7
miladrt
2d

In Kotlin, I love sealed classes. They're beautiful. The compiler knows every possible subtype. When you use a when expression, it forces you to handle every single case. It's a closed, predictable, and exhaustive world. You can't have a random, unexpected state popping up at runtime.Then I look at my career. My path isn't a neat set of predefined subclasses like JuniorDev, SeniorDev, TeamLead. It's a chaotic mess of SideProjectThatBecameCritical, AccidentalSysAdmin, TemporaryScrumMaster, and ThatTimeIFixedThePrinter.The "when" expression of my professional life has a million unhandled branches and the compiler is screaming at me that there's no else block.
I just want a way to document all these weird, unexpected states so they look less like a series of runtime errors and more like a feature set.

Comments
  • 4
    It's not really a kotlin feature.

    Every static analyzer worth its salt can know the set of subclasses for a given class, despite it not being sealed.

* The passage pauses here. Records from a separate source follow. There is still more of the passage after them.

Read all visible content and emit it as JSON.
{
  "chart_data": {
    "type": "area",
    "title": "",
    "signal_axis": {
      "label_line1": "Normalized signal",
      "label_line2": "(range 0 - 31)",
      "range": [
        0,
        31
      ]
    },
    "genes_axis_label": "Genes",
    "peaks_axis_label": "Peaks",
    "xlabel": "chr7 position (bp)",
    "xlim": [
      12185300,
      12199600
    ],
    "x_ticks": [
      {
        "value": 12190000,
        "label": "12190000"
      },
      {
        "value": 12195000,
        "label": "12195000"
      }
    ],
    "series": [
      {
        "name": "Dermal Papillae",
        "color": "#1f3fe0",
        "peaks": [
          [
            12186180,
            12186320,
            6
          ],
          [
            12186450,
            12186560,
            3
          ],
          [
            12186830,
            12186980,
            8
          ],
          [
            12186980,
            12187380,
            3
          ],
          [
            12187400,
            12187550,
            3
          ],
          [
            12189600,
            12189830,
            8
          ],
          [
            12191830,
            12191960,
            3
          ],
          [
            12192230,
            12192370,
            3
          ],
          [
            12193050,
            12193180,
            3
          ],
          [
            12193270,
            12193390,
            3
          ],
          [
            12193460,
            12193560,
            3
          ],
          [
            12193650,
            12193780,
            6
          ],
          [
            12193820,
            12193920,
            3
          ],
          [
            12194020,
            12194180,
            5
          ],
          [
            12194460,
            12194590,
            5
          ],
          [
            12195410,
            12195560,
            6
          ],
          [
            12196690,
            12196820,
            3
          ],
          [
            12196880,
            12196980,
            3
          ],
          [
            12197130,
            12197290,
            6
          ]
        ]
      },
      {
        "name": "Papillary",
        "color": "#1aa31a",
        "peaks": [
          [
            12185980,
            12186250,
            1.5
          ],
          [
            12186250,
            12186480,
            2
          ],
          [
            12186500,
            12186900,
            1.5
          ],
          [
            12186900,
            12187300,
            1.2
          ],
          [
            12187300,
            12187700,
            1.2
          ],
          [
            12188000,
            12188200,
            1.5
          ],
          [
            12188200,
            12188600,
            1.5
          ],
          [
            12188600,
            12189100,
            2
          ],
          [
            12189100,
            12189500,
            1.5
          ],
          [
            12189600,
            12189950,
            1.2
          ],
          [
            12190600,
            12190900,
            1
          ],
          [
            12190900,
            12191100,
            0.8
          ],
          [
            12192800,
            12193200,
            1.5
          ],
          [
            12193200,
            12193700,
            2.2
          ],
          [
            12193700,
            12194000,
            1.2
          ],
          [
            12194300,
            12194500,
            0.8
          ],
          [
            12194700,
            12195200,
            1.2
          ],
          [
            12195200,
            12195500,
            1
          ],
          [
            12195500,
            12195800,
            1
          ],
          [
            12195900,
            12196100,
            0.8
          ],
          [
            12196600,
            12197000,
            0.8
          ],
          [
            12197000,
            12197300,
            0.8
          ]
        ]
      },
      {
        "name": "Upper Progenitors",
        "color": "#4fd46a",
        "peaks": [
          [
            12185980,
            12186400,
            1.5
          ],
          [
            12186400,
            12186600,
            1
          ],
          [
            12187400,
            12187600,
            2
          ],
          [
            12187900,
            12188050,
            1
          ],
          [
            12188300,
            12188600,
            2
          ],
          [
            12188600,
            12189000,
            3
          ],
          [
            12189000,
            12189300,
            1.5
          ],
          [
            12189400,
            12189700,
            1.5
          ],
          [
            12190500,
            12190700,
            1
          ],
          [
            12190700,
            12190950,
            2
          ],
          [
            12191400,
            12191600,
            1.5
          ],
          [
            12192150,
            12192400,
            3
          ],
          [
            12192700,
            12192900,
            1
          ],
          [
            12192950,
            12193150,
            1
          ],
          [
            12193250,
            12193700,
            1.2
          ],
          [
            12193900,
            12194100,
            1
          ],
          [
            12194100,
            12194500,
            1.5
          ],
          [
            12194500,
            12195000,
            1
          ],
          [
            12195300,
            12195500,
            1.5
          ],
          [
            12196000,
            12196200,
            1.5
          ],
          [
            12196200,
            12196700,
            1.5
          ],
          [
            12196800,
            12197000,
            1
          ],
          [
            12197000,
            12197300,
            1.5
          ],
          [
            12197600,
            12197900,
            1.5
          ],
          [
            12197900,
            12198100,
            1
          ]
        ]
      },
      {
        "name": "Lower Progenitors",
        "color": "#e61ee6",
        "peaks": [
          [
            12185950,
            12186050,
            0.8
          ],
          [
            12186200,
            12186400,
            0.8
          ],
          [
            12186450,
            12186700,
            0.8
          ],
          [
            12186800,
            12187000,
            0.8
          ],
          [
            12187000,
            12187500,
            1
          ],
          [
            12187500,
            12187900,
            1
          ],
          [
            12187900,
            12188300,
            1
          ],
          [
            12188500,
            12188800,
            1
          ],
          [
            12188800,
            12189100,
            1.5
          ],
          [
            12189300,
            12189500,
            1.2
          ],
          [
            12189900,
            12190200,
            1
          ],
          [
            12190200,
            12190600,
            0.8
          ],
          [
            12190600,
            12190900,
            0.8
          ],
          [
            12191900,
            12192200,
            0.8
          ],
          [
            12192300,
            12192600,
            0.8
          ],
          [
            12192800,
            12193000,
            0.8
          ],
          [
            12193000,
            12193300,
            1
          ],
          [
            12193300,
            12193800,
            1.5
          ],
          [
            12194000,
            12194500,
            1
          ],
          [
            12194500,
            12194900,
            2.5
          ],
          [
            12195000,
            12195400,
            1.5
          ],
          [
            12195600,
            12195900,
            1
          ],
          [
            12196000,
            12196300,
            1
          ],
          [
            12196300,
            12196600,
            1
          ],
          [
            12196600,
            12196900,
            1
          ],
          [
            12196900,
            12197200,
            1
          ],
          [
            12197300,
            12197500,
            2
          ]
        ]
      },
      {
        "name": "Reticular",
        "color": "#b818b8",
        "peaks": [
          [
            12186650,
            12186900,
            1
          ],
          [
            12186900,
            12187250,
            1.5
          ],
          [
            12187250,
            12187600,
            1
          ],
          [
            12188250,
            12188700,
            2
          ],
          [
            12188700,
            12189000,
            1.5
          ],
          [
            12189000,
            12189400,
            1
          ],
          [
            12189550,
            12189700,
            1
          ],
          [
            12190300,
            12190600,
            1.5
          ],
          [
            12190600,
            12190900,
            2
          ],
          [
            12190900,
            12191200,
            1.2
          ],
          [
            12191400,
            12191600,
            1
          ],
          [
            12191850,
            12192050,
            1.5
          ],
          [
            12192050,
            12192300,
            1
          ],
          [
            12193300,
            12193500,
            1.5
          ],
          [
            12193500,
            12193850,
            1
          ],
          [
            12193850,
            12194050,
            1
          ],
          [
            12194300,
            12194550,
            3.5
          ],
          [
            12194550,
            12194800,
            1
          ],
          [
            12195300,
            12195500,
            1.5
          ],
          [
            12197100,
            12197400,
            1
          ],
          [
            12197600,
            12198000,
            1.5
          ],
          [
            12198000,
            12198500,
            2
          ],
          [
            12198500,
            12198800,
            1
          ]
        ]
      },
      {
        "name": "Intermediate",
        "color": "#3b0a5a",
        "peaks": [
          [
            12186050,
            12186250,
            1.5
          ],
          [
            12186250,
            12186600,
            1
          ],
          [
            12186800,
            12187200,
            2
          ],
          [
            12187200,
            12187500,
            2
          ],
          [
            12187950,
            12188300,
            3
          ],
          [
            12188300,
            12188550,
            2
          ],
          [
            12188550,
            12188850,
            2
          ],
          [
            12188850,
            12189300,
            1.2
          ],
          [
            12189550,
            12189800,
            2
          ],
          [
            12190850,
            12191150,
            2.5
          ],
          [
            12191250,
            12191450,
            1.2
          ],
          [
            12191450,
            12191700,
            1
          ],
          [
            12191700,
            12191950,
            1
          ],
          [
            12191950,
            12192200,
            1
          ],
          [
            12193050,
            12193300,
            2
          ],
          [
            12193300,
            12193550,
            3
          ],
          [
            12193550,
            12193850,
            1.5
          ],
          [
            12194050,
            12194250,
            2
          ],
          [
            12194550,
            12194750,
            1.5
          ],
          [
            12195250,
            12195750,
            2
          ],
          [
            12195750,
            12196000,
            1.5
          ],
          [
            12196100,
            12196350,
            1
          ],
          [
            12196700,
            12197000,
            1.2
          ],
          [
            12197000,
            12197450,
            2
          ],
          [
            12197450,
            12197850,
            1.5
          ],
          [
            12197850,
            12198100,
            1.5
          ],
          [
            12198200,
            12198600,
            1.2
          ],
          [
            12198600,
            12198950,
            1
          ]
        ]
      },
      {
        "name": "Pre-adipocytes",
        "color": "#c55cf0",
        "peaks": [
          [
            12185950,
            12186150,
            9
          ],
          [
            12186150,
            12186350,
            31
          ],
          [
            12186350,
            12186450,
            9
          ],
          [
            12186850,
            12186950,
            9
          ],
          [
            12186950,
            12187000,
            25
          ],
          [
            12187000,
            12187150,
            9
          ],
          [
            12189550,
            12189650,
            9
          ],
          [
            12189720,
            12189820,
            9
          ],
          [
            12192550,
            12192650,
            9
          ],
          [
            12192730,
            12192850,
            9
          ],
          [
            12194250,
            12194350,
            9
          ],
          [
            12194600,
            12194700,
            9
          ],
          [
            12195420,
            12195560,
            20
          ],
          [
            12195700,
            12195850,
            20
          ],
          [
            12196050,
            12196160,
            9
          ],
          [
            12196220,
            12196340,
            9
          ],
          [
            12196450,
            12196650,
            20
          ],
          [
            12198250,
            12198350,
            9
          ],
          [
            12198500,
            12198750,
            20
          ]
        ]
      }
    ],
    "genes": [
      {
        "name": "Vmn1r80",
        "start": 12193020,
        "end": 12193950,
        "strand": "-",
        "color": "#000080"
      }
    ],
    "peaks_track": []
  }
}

    And Java itself already had the concept in final classes.
  • 3
    Yup, it‘s how Kotlin implements algebraic sum types.
    It’s also one of my favorite features that a programming language can have.

    You can see it as enums on steroids :)
  • 0
    I hate that it closes classes by default because the world is unpredictable and business always thinks up some new BS
  • 1
    @BordedDev well, closing is the whole point, otherwise the compiler would force you to add a default case again.

    In Swift it’s implemented as enums with associated values and there is an explicit syntax to open it for later modifications.
  • 1
    @Lensflare Yeah and I hate it, just add the damn default or opt into closed ;P

    I've had libraries I'd have to java-asm patch because they were written in kotlin and had everything closed
  • 1
    @BordedDev yeah, it really depends on your perspective.

    I know this feeling from C# projects. Often it's annoying when libraries hide or close the implementations and make customization or fixes impossible without hacks.

    I see it that way: Java is optimized for writing libs. So everything is open by default.

    C#, Kotlin and Swift are optimized for writing code that consumes libs, so everything is closed by default.

    I rarely write lib code so I appreciate the closed defaults, because it really makes the code cleaner and sometimes even more performant and secure.